Predators will befriend prey, but we don't just wait for God to change the predatory instincts of creation. We go on safari into our own hearts and we spot the predators that lurk there, and we don't wait for the return of Christ to confront those inner predators. We start today, we challenge our inner lion.
That force that overpowers and overwhelms that is full of bluster and aggression, the lion doesn't need to sneak up on its prey. It stays out in the open and kills through sheer power, and we challenge our inner wolf. That predator, of course, is too light to overpower its prey, but kills by slimness and stealth, by planning and strategy, by manipulation.

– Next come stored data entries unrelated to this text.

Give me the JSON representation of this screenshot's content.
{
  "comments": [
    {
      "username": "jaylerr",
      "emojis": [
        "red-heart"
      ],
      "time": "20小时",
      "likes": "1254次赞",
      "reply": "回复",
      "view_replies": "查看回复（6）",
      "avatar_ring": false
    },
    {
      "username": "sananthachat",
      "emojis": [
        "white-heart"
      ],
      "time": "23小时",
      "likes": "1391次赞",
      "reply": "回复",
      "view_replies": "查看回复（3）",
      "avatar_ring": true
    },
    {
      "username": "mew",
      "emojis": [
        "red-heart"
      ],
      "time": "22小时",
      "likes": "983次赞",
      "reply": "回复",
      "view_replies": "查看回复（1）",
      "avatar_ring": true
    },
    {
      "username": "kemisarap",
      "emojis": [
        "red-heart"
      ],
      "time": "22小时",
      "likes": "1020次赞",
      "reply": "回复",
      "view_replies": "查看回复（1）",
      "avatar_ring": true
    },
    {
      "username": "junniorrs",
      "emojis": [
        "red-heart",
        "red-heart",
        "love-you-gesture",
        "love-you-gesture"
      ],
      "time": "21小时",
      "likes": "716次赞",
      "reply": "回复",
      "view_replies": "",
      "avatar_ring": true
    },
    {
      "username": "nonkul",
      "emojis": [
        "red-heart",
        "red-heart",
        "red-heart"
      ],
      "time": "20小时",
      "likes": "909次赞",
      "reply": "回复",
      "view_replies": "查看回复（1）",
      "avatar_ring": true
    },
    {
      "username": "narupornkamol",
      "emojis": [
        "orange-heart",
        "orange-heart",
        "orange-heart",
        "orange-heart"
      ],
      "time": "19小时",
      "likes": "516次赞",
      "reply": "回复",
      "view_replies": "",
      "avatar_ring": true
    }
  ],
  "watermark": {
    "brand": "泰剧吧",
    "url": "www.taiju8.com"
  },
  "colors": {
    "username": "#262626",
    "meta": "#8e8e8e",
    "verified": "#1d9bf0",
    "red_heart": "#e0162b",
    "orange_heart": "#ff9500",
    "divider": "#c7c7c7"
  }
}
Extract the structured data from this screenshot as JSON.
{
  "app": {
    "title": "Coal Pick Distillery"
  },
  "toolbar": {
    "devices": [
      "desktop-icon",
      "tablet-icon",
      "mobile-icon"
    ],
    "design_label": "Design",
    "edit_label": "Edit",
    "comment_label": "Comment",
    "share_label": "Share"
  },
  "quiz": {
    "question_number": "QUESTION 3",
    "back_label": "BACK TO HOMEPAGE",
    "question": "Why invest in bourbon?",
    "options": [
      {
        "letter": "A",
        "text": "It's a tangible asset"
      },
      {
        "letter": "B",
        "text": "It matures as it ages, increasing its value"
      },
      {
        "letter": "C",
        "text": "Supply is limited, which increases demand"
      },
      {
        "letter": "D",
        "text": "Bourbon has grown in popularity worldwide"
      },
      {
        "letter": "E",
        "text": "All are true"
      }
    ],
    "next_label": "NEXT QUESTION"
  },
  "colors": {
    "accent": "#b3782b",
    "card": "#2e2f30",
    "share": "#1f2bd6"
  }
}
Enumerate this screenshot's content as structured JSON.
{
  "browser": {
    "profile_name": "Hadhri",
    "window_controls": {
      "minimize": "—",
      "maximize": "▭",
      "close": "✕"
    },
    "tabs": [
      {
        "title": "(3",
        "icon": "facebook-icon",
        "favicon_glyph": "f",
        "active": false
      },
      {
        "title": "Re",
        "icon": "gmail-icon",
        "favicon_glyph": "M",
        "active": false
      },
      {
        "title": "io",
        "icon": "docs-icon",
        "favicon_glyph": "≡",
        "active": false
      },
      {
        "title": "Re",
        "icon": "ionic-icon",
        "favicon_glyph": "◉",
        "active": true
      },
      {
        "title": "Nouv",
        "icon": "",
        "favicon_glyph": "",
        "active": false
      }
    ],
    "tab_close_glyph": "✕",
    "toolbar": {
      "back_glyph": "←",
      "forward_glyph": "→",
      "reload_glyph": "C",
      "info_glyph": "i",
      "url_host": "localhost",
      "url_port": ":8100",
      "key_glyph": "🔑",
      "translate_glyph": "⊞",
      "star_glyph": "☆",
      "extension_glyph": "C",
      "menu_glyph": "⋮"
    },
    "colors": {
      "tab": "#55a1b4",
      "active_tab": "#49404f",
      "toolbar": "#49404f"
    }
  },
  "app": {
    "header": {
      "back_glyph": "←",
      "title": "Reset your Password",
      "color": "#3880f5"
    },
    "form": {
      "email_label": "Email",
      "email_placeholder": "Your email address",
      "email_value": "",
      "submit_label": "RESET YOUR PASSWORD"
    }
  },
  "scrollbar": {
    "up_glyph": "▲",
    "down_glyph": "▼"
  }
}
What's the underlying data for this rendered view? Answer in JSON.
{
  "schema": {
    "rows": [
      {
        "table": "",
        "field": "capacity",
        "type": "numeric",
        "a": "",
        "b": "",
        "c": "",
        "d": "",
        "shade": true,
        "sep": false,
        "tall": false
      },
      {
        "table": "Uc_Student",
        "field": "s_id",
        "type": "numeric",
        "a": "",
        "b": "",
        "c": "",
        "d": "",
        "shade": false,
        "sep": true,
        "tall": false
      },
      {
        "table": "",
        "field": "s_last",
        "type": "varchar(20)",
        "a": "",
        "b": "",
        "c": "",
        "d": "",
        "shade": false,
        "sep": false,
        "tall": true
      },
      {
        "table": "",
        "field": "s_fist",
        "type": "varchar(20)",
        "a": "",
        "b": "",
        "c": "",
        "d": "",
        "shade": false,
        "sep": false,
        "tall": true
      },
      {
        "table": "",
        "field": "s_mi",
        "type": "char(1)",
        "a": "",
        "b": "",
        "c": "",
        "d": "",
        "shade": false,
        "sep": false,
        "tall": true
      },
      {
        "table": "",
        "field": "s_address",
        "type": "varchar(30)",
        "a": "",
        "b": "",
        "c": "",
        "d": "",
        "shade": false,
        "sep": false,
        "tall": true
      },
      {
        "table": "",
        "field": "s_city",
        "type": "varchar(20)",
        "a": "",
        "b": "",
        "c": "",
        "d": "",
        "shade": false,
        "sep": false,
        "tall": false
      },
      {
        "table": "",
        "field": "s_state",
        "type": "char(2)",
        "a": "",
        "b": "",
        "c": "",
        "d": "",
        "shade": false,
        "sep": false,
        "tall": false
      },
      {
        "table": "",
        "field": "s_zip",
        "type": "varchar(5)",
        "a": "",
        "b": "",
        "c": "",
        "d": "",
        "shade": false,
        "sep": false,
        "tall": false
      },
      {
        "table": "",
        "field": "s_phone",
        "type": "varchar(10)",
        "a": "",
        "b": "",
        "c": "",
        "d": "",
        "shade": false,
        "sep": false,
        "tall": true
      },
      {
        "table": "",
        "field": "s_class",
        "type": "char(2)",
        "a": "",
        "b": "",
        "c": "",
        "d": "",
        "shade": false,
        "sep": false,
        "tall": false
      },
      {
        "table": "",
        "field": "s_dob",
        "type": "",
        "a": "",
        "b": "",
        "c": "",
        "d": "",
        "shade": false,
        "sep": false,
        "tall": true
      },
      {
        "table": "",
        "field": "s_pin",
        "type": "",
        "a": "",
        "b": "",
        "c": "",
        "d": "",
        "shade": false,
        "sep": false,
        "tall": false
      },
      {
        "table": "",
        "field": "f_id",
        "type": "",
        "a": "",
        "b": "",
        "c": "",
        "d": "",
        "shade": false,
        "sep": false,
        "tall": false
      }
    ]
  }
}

And we confront our inner viper with its forked lying tongue, and its toxic verbal bite. Its whip sharp instincts and its venomous words. And we follow the child. The baby born in Bethlehem, who grew up to be filled with God's spirit of wisdom and understanding of counsel and might of knowledge and the fear of the Lord.
And we walk in freedom and safety behind this young child, along with all creation as it roars and squawks and barks, and meows, and moves its way up to the heavenly city. Amen.